Claap prevents meeting fatigue with async video collaboration

Meet Claap, a French startup that has been working on a way to collaborate more efficiently as a distributed team. Claap is officially launching its product today.

Instead of relying exclusively on a mix of written memos and Zoom calls, Claap lets you share and receive quick videos with other teammates so that everyone can understand more quickly what you’re talking about and provide feedback.

“Six years ago, I joined 360Learning. Back then, we had a no-meeting policy. We were around 20 people and I could see what it meant to build an asynchronous company culture — but also its limits,” co-founder Pierre Touzeau told me.

And he still believes that async works well for some companies. He named Alan and 360Learning as companies where it can work because teams are “a bit geeky.”

The basis of async work is written communications. A lot of teams rely on Slack for informal chat, a mix of Notion and Google Docs for important memos and emails for companywide announcements. “But at some point, people will say ‘let’s talk about it,’” Touzeau said.

Claap users interact with the product through a browser extension. From this extension, you can record what’s happening on your screen. It’ll also record your face in a tiny rounded bubble in a corner. It looks a bit like Loom, another quick video recording tool.

Image Credits: Claap

After that, people will receive your video and open it in a browser window. From there, recipients can annotate the video. At any point in time, you can pause the video, draw a square on a part of the screen and add a comment.

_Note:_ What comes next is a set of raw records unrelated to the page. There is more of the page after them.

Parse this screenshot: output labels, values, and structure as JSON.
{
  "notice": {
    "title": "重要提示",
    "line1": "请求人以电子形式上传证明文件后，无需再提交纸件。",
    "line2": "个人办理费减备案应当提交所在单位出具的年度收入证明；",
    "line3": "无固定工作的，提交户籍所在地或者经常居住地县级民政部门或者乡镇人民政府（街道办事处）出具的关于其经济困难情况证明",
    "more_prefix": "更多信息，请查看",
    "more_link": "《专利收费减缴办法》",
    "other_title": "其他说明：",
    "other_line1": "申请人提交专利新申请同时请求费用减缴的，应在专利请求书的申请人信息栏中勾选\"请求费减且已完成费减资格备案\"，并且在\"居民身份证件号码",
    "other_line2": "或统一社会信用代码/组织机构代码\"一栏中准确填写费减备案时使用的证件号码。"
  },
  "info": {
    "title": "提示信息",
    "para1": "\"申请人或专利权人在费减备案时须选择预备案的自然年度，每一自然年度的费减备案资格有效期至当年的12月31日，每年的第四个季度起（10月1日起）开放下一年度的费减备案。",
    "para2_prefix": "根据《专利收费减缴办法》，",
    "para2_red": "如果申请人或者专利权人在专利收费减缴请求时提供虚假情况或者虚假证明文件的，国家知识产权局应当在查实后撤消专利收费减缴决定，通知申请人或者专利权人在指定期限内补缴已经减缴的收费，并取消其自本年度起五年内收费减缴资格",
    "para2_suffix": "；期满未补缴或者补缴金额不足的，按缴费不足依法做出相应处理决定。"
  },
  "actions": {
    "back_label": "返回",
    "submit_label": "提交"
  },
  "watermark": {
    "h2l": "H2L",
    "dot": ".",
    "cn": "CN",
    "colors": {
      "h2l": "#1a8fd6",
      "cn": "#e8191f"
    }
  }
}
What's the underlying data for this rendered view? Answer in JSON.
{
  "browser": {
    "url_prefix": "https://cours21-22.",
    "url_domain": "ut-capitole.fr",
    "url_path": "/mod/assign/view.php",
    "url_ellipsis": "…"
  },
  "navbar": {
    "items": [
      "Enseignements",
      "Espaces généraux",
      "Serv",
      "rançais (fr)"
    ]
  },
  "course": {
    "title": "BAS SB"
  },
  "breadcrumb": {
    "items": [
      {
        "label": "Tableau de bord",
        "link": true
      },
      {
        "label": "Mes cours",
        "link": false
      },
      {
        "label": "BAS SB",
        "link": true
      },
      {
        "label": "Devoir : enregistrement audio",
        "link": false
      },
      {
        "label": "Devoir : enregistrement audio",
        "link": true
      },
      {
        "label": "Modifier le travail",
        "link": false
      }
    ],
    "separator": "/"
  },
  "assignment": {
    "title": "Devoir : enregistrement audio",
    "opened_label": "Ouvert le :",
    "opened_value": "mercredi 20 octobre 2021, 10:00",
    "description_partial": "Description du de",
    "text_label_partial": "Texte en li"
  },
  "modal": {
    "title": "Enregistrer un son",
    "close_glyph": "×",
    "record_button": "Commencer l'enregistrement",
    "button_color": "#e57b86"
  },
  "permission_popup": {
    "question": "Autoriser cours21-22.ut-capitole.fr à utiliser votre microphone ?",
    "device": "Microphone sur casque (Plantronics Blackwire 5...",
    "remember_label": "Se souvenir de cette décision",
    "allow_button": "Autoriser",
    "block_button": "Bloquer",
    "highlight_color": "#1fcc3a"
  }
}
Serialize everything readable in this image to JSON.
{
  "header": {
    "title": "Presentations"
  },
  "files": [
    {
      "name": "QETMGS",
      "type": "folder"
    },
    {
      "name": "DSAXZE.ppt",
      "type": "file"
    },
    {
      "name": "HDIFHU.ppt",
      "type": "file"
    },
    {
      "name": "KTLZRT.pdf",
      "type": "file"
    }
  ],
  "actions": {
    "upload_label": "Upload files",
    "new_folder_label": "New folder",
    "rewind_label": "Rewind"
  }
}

This page becomes a conversation. You can reply to a comment, @-mention other people and quickly jump through all highlights. Even months later, someone can still open a Claap page and see how people decided to go in one direction instead of another.

Finally, Claap content can be added to your knowledge base and become part of your ongoing documentation. For instance, some teams use it with Jira, Trello or Confluence.

Claap can be particularly useful for cross-team alignment. If you’ve been through a scaling phase at a startup, it can be hard to keep up with what other teams have been up to. These quick interactions can help various teams stay connected.

Product, design and marketing teams tend to start working with Claap first. In the best case scenario, companies then start using it more broadly after a while.

The startup first started onboarding new clients in July 2021. Overall, 2,500 to 3,000 people have interacted with the product so far. Some clients include Qonto, Kavak, Revolut, Libeo and OpenClassrooms.

When it started, the company raised $3 million in pre-seed from Headline, LocalGlobe and several business angels, such as Mathilde Collin, Tony Jamous, Roxanne Varza, Matt Robinson and Chris Herd.

Just like Slack, the company relies on a freemium model. You can start using the product for free, but you have to pay a subscription if you want to search in your Claap archive and find old videos.

I asked Pierre Touzeau whether Claap had a no-meeting policy. “I changed my mind a bit on no-meeting policies,” he told me. “There are some things that work well with meetings, such as human interactions and the ability to think about a solution together, two or three persons at a time. We are mostly async first, but we still hold live meetings because we have a full remote team.”

“If you don’t do that when you’re working remotely, you become a bit crazy,” he added. Of course, Claap also relies heavily on Claap to work on Claap.